A wildfire that swept across a busy California freeway and sent people running for their lives has been calmed by rain, allowing some crews to be shifted to another blaze that forced hundreds of campers to evacuate.
The rain and lower temperatures helped pacify the fire that had burned over Interstate 15 in Cajon Pass, a mountainous area 88.5 kilometres northeast of Los Angeles.
The fire destroyed 20 vehicles on the freeway linking Southern California and Las Vegas before burning three homes and 44 more vehicles in the community of Baldy Mesa.
The fire was five percent contained after charring 14.24 sq km.
Firefighters turned their attention to protecting some 700 homes in the Baldy Mesa area, where about 2800 people remained evacuated and nearly three dozen spent the night at a temporary shelter.

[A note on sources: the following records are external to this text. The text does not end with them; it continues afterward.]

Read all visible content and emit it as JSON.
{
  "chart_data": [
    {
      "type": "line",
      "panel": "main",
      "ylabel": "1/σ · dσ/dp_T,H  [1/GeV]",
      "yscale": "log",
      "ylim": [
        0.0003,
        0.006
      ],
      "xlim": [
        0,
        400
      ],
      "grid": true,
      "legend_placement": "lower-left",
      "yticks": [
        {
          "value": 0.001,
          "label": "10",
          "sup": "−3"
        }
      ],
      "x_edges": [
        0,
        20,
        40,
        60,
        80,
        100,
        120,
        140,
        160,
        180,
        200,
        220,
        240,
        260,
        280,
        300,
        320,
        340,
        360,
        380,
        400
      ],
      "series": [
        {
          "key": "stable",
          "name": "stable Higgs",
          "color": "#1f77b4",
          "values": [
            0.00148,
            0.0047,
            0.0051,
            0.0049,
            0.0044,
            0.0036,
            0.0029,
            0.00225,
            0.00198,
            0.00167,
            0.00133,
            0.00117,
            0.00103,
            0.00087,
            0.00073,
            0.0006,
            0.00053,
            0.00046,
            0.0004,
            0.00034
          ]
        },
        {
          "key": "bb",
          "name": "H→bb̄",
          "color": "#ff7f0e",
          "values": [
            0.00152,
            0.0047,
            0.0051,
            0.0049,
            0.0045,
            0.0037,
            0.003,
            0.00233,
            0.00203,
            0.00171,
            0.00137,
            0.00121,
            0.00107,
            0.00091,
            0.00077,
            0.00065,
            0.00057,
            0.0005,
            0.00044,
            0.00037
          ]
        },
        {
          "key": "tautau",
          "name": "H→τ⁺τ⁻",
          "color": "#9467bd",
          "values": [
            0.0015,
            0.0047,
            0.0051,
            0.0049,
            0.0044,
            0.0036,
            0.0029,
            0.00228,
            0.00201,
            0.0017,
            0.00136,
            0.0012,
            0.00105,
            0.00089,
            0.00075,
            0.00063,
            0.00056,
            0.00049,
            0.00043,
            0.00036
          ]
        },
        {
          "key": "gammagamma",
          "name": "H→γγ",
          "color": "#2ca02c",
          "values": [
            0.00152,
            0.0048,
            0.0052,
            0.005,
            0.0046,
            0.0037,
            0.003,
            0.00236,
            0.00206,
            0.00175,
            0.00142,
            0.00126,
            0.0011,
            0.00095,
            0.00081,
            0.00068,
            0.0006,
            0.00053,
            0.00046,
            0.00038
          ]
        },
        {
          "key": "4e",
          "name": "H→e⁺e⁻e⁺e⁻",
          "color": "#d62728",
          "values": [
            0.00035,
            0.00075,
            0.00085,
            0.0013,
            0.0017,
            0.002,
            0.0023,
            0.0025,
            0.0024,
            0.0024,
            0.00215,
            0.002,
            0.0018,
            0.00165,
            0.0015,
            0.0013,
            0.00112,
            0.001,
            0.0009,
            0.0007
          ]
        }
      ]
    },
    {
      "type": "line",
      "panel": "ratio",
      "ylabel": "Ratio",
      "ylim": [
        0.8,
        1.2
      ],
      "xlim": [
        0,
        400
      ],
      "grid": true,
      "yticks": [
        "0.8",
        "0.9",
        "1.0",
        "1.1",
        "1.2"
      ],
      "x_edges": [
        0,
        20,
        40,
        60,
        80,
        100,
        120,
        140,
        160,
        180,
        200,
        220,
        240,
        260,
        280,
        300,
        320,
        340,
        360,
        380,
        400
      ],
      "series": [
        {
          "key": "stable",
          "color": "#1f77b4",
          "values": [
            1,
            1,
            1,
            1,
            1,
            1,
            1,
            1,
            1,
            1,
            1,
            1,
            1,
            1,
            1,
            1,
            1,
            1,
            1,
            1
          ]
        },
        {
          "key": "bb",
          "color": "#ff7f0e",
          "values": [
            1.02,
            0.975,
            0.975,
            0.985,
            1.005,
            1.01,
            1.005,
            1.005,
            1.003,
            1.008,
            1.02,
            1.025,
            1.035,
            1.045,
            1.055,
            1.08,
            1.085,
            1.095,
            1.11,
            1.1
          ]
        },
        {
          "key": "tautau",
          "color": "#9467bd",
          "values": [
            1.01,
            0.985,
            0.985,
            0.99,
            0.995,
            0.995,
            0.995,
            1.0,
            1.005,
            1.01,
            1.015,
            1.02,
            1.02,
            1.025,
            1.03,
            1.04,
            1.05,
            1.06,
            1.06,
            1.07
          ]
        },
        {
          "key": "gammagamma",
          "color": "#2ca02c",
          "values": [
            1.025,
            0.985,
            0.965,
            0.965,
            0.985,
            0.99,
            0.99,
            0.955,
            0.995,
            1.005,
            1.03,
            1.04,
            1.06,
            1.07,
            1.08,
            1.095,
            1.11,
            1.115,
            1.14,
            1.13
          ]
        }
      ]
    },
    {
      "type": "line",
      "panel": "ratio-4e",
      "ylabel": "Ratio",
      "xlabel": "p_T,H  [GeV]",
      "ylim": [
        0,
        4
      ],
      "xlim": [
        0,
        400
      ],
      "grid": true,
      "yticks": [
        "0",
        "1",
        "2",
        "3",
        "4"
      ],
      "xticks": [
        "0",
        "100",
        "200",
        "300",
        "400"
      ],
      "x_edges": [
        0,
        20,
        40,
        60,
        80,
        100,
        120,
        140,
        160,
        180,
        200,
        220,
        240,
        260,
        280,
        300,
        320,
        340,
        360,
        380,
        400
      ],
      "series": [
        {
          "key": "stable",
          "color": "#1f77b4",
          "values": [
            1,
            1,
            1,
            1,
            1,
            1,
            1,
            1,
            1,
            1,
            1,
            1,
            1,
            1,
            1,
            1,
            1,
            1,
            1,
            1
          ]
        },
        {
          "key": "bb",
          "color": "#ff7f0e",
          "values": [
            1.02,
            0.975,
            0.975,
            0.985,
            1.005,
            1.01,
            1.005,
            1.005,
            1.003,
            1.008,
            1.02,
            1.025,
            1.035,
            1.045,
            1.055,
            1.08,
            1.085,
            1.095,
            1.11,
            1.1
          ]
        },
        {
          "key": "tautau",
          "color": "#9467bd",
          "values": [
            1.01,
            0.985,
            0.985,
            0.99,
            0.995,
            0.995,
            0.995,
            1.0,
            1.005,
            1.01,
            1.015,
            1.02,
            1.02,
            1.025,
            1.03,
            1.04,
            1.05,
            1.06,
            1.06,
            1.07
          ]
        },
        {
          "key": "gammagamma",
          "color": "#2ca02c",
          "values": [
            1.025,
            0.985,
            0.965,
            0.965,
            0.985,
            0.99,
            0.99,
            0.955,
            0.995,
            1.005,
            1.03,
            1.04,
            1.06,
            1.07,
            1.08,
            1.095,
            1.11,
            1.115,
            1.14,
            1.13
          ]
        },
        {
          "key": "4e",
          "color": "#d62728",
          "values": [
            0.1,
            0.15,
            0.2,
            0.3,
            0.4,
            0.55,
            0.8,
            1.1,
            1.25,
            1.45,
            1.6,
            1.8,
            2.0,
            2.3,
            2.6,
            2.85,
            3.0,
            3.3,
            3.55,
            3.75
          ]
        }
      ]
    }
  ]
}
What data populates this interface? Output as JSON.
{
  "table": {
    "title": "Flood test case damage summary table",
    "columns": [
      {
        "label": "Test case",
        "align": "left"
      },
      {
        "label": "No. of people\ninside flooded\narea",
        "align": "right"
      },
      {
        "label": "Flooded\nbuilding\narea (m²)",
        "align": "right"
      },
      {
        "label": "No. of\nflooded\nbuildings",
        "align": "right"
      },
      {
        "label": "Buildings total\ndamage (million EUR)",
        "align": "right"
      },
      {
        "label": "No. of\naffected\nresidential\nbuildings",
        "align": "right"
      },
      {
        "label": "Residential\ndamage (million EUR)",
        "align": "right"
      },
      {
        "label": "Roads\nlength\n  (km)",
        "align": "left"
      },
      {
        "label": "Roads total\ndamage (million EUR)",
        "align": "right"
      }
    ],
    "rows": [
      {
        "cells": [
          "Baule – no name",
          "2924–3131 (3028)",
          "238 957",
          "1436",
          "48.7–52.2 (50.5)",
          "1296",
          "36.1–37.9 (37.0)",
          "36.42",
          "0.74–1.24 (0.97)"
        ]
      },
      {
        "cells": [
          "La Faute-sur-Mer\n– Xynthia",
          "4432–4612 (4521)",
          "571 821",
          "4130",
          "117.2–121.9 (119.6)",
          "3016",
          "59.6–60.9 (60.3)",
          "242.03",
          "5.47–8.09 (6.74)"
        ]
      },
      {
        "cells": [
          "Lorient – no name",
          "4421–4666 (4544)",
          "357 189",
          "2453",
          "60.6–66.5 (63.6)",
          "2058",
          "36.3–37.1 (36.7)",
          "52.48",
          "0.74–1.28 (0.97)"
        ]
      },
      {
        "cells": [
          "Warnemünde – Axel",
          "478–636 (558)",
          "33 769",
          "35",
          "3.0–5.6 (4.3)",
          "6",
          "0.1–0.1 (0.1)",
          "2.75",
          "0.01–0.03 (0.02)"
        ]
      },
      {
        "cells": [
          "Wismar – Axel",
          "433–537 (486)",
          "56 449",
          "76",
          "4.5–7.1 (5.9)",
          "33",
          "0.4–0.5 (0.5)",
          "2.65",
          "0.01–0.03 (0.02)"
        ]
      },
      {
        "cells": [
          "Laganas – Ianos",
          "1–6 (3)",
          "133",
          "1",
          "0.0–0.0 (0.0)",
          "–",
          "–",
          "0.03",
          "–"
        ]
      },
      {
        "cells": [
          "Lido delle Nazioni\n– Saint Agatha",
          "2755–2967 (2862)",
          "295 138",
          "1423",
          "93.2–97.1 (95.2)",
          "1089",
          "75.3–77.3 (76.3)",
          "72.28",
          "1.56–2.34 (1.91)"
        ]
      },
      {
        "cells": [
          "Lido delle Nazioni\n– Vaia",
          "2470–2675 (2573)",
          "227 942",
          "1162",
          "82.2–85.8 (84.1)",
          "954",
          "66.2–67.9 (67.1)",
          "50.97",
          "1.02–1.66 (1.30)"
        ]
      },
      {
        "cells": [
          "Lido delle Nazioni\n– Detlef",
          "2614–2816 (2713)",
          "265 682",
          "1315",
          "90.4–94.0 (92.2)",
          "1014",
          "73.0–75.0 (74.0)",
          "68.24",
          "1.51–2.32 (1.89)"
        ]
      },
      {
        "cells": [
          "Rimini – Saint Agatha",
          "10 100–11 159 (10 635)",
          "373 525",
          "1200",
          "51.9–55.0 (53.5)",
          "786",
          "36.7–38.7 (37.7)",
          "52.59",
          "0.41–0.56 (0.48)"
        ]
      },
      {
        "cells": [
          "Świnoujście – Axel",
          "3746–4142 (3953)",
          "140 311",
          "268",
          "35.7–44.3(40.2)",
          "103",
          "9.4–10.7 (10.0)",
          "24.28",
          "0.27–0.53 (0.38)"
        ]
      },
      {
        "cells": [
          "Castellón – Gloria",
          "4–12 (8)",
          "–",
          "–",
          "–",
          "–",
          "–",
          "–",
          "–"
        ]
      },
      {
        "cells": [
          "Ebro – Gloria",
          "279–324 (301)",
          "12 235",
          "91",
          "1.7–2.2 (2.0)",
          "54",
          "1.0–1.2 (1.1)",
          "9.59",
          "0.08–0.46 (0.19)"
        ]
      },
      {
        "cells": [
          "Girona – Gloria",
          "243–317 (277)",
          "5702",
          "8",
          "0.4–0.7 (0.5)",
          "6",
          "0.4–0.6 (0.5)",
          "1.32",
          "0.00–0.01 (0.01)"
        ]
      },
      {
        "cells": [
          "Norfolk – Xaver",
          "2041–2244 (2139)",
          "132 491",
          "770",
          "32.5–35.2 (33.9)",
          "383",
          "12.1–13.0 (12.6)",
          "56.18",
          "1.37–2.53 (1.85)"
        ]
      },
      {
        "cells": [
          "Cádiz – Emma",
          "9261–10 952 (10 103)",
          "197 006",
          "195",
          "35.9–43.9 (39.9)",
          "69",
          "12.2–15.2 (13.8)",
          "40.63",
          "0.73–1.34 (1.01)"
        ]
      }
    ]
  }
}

US Forest Service spokeswoman Carol Underhill said rain was helping firefighters and the fire wasn't growing.
The fire had sparked sheer chaos when it began next to Interstate 15.
Fuelled by 64 km/h winds, the blaze raced uphill and onto the traffic-clogged freeway, temporarily trapping hundreds of people amid a cauldron of smoke, flames and ash.
Amazingly, only two people were injured. Both suffered minor smoke inhalation, authorities said, but declined medical attention.